もう上映はとっくに終わってしまったのですが、8月下旬に映画「ドライブ・マイ・カー」を観ました。
言わずと知れた、村上春樹の原作の短編小説「ドライブ・マイ・カー」を映画化したもので、第74回カンヌ国際映画祭の4冠を受賞した話題作です。
この映画を観て、僕なりの感想をお伝えしたいと思います。
①月並みな感想ですが、とにかく脚本が素晴らしかったと思います。
原作にはないシーンや会話がほとんどでしたが、いかにも村上春樹作品に出てきそうなシーンや登場人物の言葉が出てきて、そのどれもがしっくりはまっていました。
あの小品のような短編をどうやって約3時間もの長編映画に仕立て上げたのか、観る前は甚だ疑問でしたが、観ているうちに作品にどんどんと惹き込まれ、気が付くと、3時間があっという間に過ぎていました。
②これも月並みな感想ですが、俳優陣の演技力がとても素晴らしかったと思います。
主役の西島秀俊・三浦透子をはじめ、俳優陣は皆素晴らしい演技で、それがとても自然でした。
特に、女性ドライバーのみさき役を三浦透子が演じていましたが、全く原作通りのイメージで、無愛想でクールで、余計なことを一切言わないが、洞察力に優れていて、相手の言うことの本質を見抜くという性格を、見事に的確に演じていました。
③この映画の原作はあくまでも村上春樹の短編集「女のいない男たち」に収録されている「ドライブ・マイ・カー」ですが、脚本家である妻の「音」が作り上げる物語の中に、同じ「女のいない男たち」に収録されている「シェエラザード」の「ある女子高生が好きな男の子の家に空き巣に入って、自分の「印」を残していく」という話があります。
実はこの話が、この映画全体のキーにもなっているという構成が素晴らしかったです。
④妻の「音」は、夫の「家福」を愛していながらも、いろいろな複数の他の男と秘かに性的関係を持っていて、続けていました。
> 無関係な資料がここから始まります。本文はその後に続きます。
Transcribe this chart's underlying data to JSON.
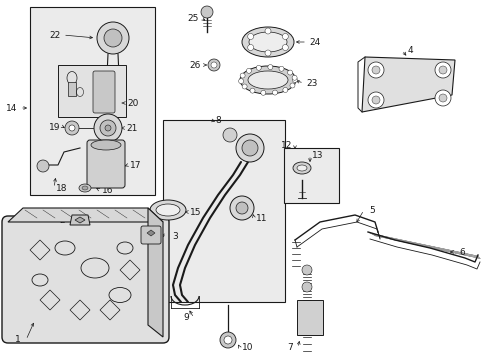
{
  "bg_color": "#ffffff",
  "line_color": "#1a1a1a",
  "box_fill": "#ebebeb",
  "fig_width": 4.89,
  "fig_height": 3.6,
  "dpi": 100
}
しかし、自分のやってきたことにだんだんと耐え切れなくなってきて、ある日ついに夫に告白しようと決意します。
それを先ほどの「シェエラザード」の女子高生の話とうまく絡めていました。
女子高生は度々好きな男の子の家に秘かに忍び込んで空き巣に入り、自分の「印」を残して、ずっとバレずに秘密にしてきました。
ところがある日、女子高生が好きな男の子の部屋にいる時に、本物の空き巣が入ってきて、強姦されそうになり、格闘して誤って殺してしまいます。
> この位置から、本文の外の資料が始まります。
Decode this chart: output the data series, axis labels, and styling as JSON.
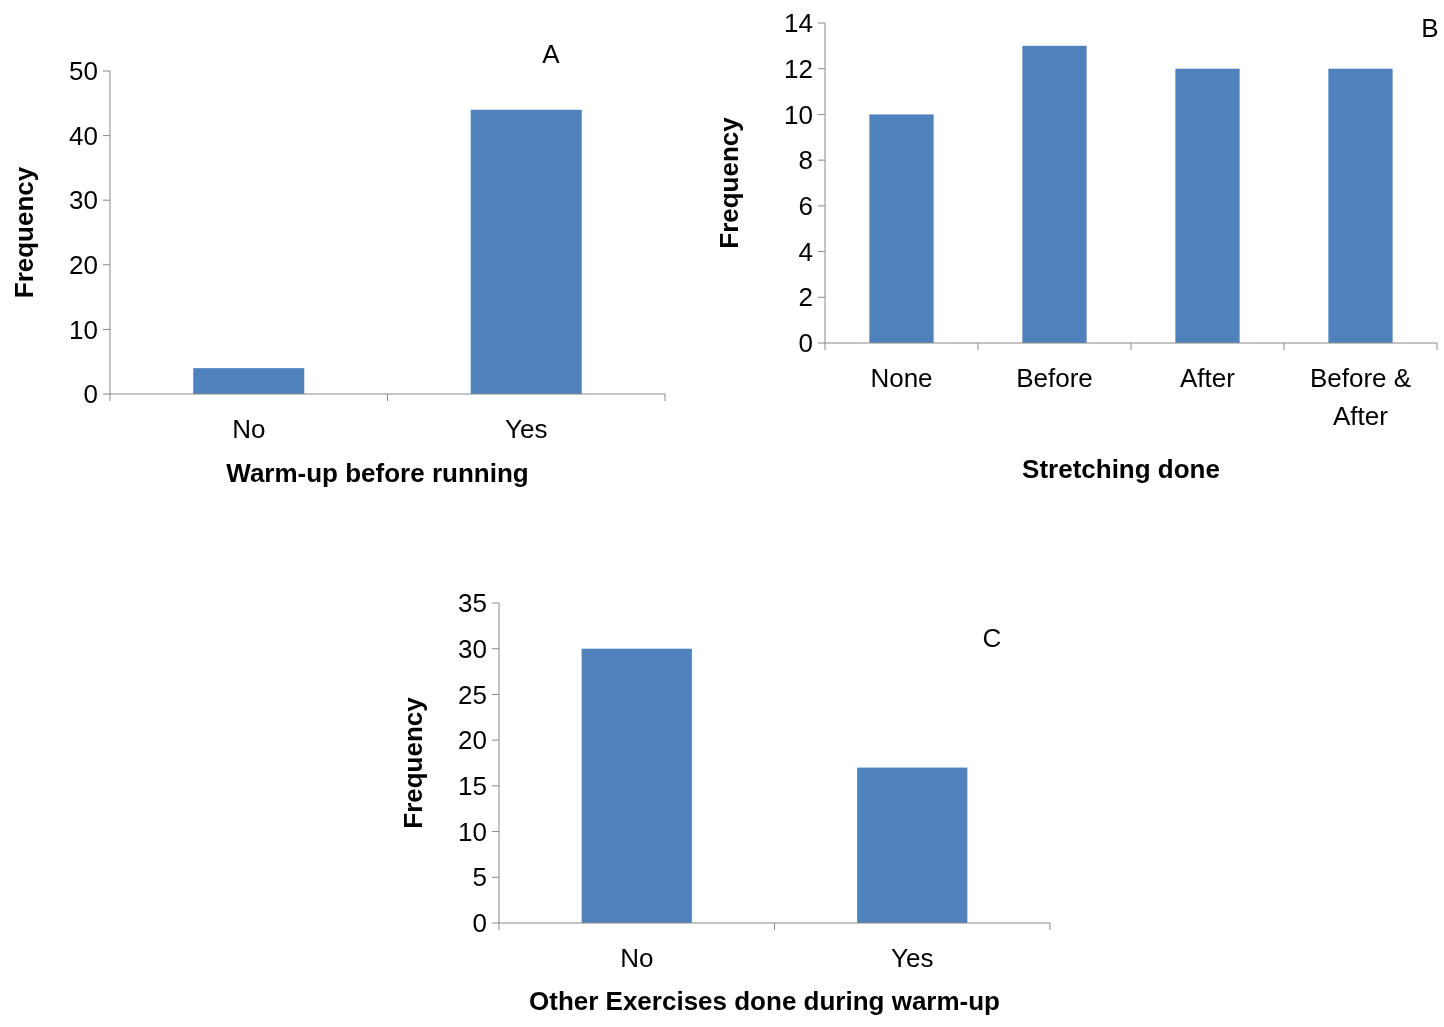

ところが、そのことは何も明るみに出ることもなく、日常は何ら変わることはありませんでした。
女子高生はそのことに耐え切れなくなり、自分のやってきたことの責任を取ろうと決意し、男の子の家の監視カメラに向かって、ついに告白します。
家福は、妻からその物語は聞いていましたが、本物の空き巣が出てきてからの話は聞いていませんでした。
ところが、浮気相手の高槻は全部聞いていて、それを車の中で、高槻の口から家福に話す脚本にしたのは、とても素晴らしかったと思いました。
⑤妻の「音」は、自分の口から、これまでの情事について夫に告白したかったですが、その直前に無念にもくも膜下出血で亡くなってしまいます。
ここからは僕の推測ですが、自分の口から告白できなかった妻の「音」は、浮気相手の高槻に託して、家福と高槻を引き合わせ、同乗した車の中で、音は高槻に乗り移って、高槻の口から告白したのではないか、と考えています。
人間は、自分のやってきた「後ろめたいこと」に関して、ずっと胸に秘めて、秘密にしておくことには耐えられないものなのだというメッセージを、この映画を観て感じました。
最後に、同じような過去と痛みを抱える家福とみさきが、広島から北海道のみさきの故郷の実家まで、家福の車をみさきが運転して、大旅行をする壮大なシーンがあります。
そして、徐々に二人の信頼関係が深まり、打ち解けていきました。
最後には、
みさきの廃墟となった実家の残骸の前で、二人が互いの心の奥深くの思いを告白し、抱き合う場面は圧巻でした。
もう上映は終わってしまいましたが、いずれDVDやBlu-rayが発売されると思いますので、ぜひご覧になることをオススメします。
最後には意外などんでん返しもあります。